The product, the "No-Lye" based on Amla (Indian gooseberry), is sold by the brand of Softsheen-Carson ethnic beauty products. His supposed merits are boasted by black celebrities, including one of the stylists of the first lady Michelle Obama, Johnny Wright, according to the complaint which AFP obtained copy.

Its use leads to "troubling and worrying wounds, including hair loss, irritation of the scalp, vesicles and burns", argue the complainants, who are represented by the office of the celebrity lawyer Mark Geragos. Defended Michael Jackson or the star of the reality show Nicole Ritchie.

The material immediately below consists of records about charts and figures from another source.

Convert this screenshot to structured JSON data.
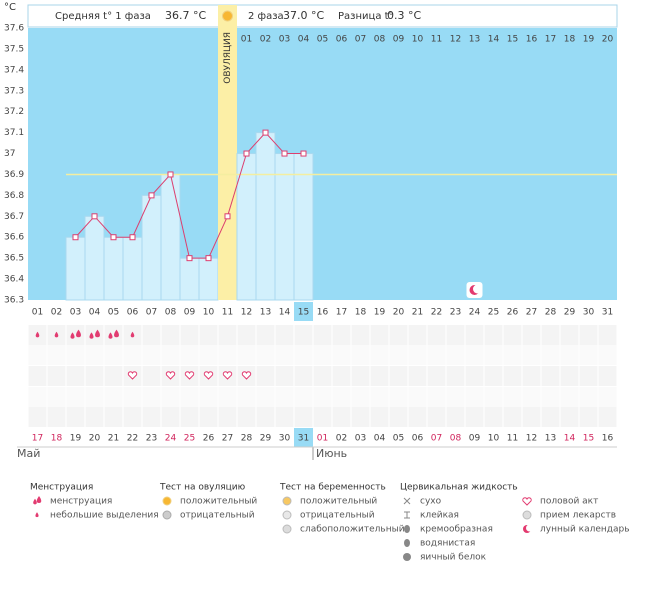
{
  "header": {
    "phase1_label": "Средняя t° 1 фаза",
    "phase1_value": "36.7 °C",
    "phase2_label": "2 фаза",
    "phase2_value": "37.0 °C",
    "diff_label": "Разница t°",
    "diff_value": "0.3 °C"
  },
  "chart_data": {
    "type": "line",
    "y_label": "°C",
    "categories": [
      "01",
      "02",
      "03",
      "04",
      "05",
      "06",
      "07",
      "08",
      "09",
      "10",
      "11",
      "12",
      "13",
      "14",
      "15",
      "16",
      "17",
      "18",
      "19",
      "20",
      "21",
      "22",
      "23",
      "24",
      "25",
      "26",
      "27",
      "28",
      "29",
      "30",
      "31"
    ],
    "values": [
      null,
      null,
      36.6,
      36.7,
      36.6,
      36.6,
      36.8,
      36.9,
      36.5,
      36.5,
      36.7,
      37.0,
      37.1,
      37.0,
      37.0,
      null,
      null,
      null,
      null,
      null,
      null,
      null,
      null,
      null,
      null,
      null,
      null,
      null,
      null,
      null,
      null
    ],
    "color": "#dc3f6f",
    "bar_color": "#d2f0fc",
    "background": "#98dbf5",
    "ylim": [
      36.3,
      37.6
    ],
    "yticks": [
      36.3,
      36.4,
      36.5,
      36.6,
      36.7,
      36.8,
      36.9,
      37,
      37.1,
      37.2,
      37.3,
      37.4,
      37.5,
      37.6
    ],
    "coverline": 36.9,
    "ovulation": {
      "label": "ОВУЛЯЦИЯ",
      "category": "11"
    },
    "phase2_start": "12",
    "phase2_days": [
      "01",
      "02",
      "03",
      "04",
      "05",
      "06",
      "07",
      "08",
      "09",
      "10",
      "11",
      "12",
      "13",
      "14",
      "15",
      "16",
      "17",
      "18",
      "19",
      "20"
    ],
    "today": "15",
    "moon_day": "24",
    "spotting_days": [
      "01",
      "02",
      "06"
    ],
    "menstruation_days": [
      "03",
      "04",
      "05"
    ],
    "intercourse_days": [
      "06",
      "08",
      "09",
      "10",
      "11",
      "12"
    ],
    "calendar": {
      "dates": [
        "17",
        "18",
        "19",
        "20",
        "21",
        "22",
        "23",
        "24",
        "25",
        "26",
        "27",
        "28",
        "29",
        "30",
        "31",
        "01",
        "02",
        "03",
        "04",
        "05",
        "06",
        "07",
        "08",
        "09",
        "10",
        "11",
        "12",
        "13",
        "14",
        "15",
        "16"
      ],
      "weekend": [
        "17",
        "18",
        "24",
        "25",
        "01",
        "07",
        "08",
        "14",
        "15"
      ],
      "months": [
        "Май",
        "Июнь"
      ]
    }
  },
  "legend": [
    {
      "title": "Менструация",
      "items": [
        "менструация",
        "небольшие выделения"
      ]
    },
    {
      "title": "Тест на овуляцию",
      "items": [
        "положительный",
        "отрицательный"
      ]
    },
    {
      "title": "Тест на беременность",
      "items": [
        "положительный",
        "отрицательный",
        "слабоположительный"
      ]
    },
    {
      "title": "Цервикальная жидкость",
      "items": [
        "сухо",
        "клейкая",
        "кремообразная",
        "водянистая",
        "яичный белок"
      ]
    },
    {
      "items": [
        "половой акт",
        "прием лекарств",
        "лунный календарь"
      ]
    }
  ]
}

Some 100,000 black women are concerned by this complaint filed Wednesday night in a California court remy hair, indicates to the AFP Ben Meiselas hair wigs for ladies, one of the councils of the complainants.

The plaintiffs are demanding a lawsuit and damages of at least $ 5 million but the bill could rise "up to several hundred million," says Meiselas, who does not rule out a negotiation with L'Oreal.

"If L'Oréal wants to discuss, we are open to negotiation," advances the board.

Contacted by AFP, L'Oréal did not respond in the immediate future.

Dorothy Riles, who lives in northern Illinois, says the use of the straightener, sold at $ 11.99, caused her "alopecia and burns on the scalp."

Consequence: she wears since a wig, a first she affirms, "to conceal his wounds".

Sharon Manier, the other principal complainant who lives in California, says she has "scalp irritation and significant hair loss."

The complaint accuses L'Oréal USA, the US subsidiary of the French group, of "fraud, negligence and unjustified enrichment" and "false advertising".

"This straightener contains a small portion of Amla, the majority of the ingredients being toxic and dangerous chemicals", told AFP Ben Meiselas.

This product, sold "for two years" according to the complainants, is supposed to reinforce the resistance of the hair thanks to the presence of the Amla, a fruit prized by the American black community.